Baseball and Abraham Lincoln
By the late 1850's the new game of baseball was spreading westward from its east coast origins. Local teams were popping up everywhere, including the city of Springfield, Illinois. During this baseball's rapid growth, Abraham Lincoln was campaigning for his presidency. Just on their own, baseball and Lincoln are steeped in lore. So, it's inevitable that their lore intertwine with the mysterious card depicted above. Is it really Abraham Lincoln in a baseball uniform?
The Card's Origin
A disabled Vietnam Veteran created a modest number of unusual cards in San Francisco during the 1980s & 90s, giving them away in exchange for donation. This particular card claims to be a photograph of Abe Lincoln. The original source of the photograph used for the card was from a newspaper in Springfield, Illinois with the caption "Unknown Springfield Player, 1859." It's not known who made the leap from "unknown" to "Abe," but it does look like him "pre-beard." Although there were 500 of these made, they don't realize much money on the market. Once can show up on eBay for $8-$12.
Lincoln's Baseball Connections
We know that the Lincoln was a fan and player of the game. A little bit of research can attest to that. In fact, Albert Spalding's book "America's National Game" contains this snippet accompanied by a drawing of Lincoln holding a bat and ball:
"In fact, it is recorded that in the year 1860, when the Committee of the Chicago Convention which nominated Abraham Lincoln for the Presidency visited his home at Springfield, Illinois, to notify him formally of the event, the messenger found him engaged in a game of Base Ball. Information of the arrival of the party was imparted to Mr. Lincoln on the ball field. 'Tell the gentlemen', he said, 'that I am glad to know of their coming; but they'll have to wait a few minutes until I get my next turn at bat.' As monumental as a bid to be the United States' sixteenth president may have been, Lincoln was too engrossed in his ball game to forego his turn at the plate."
Granted, there are differing versions of this around. However, it does appear to be an "improved" version of a contemporary newspaper
story that appeared in several newspapers, including the San Francisco Daily Evening Bulletin June 16, 1860:
"How Lincoln Received the Nomination
When the news of Lincoln's nomination reached Springfield, his friends were greatly excited, and hastened to inform "Old Abe" of it. He could not be found at his office or at home, but after some minutes the messenger discovered him out in a field with a parcel of boys, having a pleasant game of town-ball.
"All his comrades immediately threw up their hats and commenced to hurrah. Abe grinned considerably, scratched his head and said "Go on
boys; don't let such nonsense spoil a good game." The boys did go on with their bawling, but not with the game of ball."
This varies from Spalding's version in various minor details, but interestingly, they differ with what game it was that Lincoln was playing: base ball (the New York rules game, or town ball (earlier version of the baseball family).
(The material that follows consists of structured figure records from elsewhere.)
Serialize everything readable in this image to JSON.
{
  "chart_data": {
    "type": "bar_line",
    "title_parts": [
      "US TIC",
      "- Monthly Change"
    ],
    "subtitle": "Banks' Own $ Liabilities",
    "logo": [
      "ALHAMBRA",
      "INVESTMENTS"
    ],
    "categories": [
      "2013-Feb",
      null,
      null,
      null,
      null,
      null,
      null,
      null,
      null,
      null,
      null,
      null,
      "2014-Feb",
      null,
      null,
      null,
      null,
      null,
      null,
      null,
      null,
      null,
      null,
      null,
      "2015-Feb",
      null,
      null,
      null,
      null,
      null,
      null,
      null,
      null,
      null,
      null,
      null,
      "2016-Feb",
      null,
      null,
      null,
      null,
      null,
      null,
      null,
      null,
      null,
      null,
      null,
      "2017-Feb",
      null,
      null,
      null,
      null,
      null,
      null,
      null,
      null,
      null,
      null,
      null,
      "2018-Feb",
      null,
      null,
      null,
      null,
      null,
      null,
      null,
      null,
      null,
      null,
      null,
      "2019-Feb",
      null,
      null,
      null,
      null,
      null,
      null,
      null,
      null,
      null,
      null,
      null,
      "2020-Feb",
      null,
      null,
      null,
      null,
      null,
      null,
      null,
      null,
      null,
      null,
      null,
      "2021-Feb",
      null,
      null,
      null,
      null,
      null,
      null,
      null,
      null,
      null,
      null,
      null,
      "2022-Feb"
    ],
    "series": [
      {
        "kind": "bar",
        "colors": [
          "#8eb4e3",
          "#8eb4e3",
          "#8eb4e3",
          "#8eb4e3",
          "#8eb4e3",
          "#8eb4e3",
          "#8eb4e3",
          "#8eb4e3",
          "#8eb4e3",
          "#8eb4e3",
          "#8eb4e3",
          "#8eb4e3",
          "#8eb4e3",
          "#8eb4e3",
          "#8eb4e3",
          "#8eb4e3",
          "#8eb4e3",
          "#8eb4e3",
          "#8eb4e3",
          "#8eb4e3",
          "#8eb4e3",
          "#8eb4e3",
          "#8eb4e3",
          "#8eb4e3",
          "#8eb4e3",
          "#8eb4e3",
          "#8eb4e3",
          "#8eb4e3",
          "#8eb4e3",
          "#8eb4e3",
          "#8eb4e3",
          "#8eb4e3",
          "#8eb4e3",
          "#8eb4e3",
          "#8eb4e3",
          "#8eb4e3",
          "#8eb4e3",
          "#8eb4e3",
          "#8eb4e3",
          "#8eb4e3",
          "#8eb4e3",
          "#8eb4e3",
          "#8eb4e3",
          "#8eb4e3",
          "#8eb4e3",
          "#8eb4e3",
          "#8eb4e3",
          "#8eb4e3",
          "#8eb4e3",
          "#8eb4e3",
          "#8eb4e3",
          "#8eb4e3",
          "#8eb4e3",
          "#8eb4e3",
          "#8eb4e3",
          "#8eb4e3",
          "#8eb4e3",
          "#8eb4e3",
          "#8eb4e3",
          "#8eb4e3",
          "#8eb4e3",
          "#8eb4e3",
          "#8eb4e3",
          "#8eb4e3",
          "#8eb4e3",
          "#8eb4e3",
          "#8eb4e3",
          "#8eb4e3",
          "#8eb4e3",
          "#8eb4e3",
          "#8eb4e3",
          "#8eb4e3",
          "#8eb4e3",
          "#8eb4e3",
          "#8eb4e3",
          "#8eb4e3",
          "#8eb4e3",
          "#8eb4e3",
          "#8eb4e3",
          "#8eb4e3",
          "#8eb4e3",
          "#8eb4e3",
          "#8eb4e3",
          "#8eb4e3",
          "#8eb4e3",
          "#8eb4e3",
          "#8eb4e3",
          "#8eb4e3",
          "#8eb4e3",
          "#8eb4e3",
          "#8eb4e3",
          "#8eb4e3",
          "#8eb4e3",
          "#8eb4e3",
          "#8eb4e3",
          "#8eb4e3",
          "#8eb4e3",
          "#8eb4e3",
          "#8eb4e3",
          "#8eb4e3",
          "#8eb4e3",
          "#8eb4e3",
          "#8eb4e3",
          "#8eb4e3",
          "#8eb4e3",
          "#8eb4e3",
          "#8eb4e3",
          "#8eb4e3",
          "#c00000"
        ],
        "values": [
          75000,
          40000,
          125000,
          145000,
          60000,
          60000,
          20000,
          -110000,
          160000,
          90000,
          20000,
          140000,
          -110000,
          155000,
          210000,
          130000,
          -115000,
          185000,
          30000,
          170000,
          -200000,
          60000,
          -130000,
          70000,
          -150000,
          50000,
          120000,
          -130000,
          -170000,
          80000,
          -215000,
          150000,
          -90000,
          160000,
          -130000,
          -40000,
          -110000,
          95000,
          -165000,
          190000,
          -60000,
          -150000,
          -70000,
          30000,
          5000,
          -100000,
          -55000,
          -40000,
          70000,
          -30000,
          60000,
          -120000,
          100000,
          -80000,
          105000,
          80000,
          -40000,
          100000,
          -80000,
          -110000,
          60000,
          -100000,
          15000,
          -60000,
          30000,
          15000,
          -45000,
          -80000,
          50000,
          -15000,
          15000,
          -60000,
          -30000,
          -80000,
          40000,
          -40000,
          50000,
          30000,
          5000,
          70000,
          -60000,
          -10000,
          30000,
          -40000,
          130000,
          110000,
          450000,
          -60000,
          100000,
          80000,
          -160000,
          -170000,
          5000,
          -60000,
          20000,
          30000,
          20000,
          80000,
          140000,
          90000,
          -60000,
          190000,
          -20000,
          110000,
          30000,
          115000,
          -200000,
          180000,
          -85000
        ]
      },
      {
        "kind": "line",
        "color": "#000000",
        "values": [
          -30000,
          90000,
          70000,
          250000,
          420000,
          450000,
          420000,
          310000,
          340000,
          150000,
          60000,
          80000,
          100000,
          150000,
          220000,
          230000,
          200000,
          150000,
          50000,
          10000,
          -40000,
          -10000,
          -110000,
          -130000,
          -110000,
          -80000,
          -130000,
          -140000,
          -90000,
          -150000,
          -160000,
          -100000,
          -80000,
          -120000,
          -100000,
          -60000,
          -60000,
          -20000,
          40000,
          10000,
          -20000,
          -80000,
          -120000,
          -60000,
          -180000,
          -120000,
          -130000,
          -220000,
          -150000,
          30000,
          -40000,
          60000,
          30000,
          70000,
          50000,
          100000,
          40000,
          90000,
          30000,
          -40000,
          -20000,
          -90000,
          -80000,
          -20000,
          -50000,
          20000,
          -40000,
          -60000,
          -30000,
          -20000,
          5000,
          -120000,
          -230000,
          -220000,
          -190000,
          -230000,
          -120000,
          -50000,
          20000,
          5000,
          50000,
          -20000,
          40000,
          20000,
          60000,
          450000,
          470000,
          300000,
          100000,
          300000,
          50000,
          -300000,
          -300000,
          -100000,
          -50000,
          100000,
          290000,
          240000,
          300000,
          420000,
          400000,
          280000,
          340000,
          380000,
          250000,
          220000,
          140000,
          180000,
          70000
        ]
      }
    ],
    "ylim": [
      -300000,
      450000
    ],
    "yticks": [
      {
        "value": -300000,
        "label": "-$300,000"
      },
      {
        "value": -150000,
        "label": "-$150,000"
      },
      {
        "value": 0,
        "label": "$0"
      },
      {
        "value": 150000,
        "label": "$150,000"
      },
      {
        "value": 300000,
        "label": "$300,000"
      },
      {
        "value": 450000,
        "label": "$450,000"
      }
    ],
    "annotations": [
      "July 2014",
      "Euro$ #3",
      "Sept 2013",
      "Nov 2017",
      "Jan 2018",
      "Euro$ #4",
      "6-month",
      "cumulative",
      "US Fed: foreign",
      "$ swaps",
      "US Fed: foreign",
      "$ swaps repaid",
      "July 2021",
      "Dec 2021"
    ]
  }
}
There are other reference to Lincoln and baseball. In particular is this from William Herndon, Lincoln's law partner, who wrote biography about his friend. A Springfield bootmaker recalled this from the late 1830's or early 1840's to Mr. Herndon:
"Lincoln played townball...could catch a ball." And this account by Frank P. Blair from a 1900 biography. Blair's grandfather owned an estate seven miles north of Washington. He recalled from when he was seven or eight years old that Lincoln would come to visit quite frequently: "We boys, for hours at a time, played 'town ball' on the vast lawn, and Mr. Lincoln would join ardently in the sport. I remember vividly how he ran with the children; how long were his strides, and how far his coat-tails stuck out behind, and how we tried to hit him with the ball, as he ran the bases. He entered into the spirit of the play as completely as any of us, and we invariably hailed his coming with delight."
Conclusions About The Card
It's undeniable that Lincoln had a connection to "Base Ball" or "Town Ball." However, it is doubtful that the card depicts Lincoln. Historians and researchers of both Lincoln and Baseball, with the time and resources available to them, would have documented this long ago it would seem. Does it really matter though? If you have one of these, it's certainly a great conversation starter to share with your friends!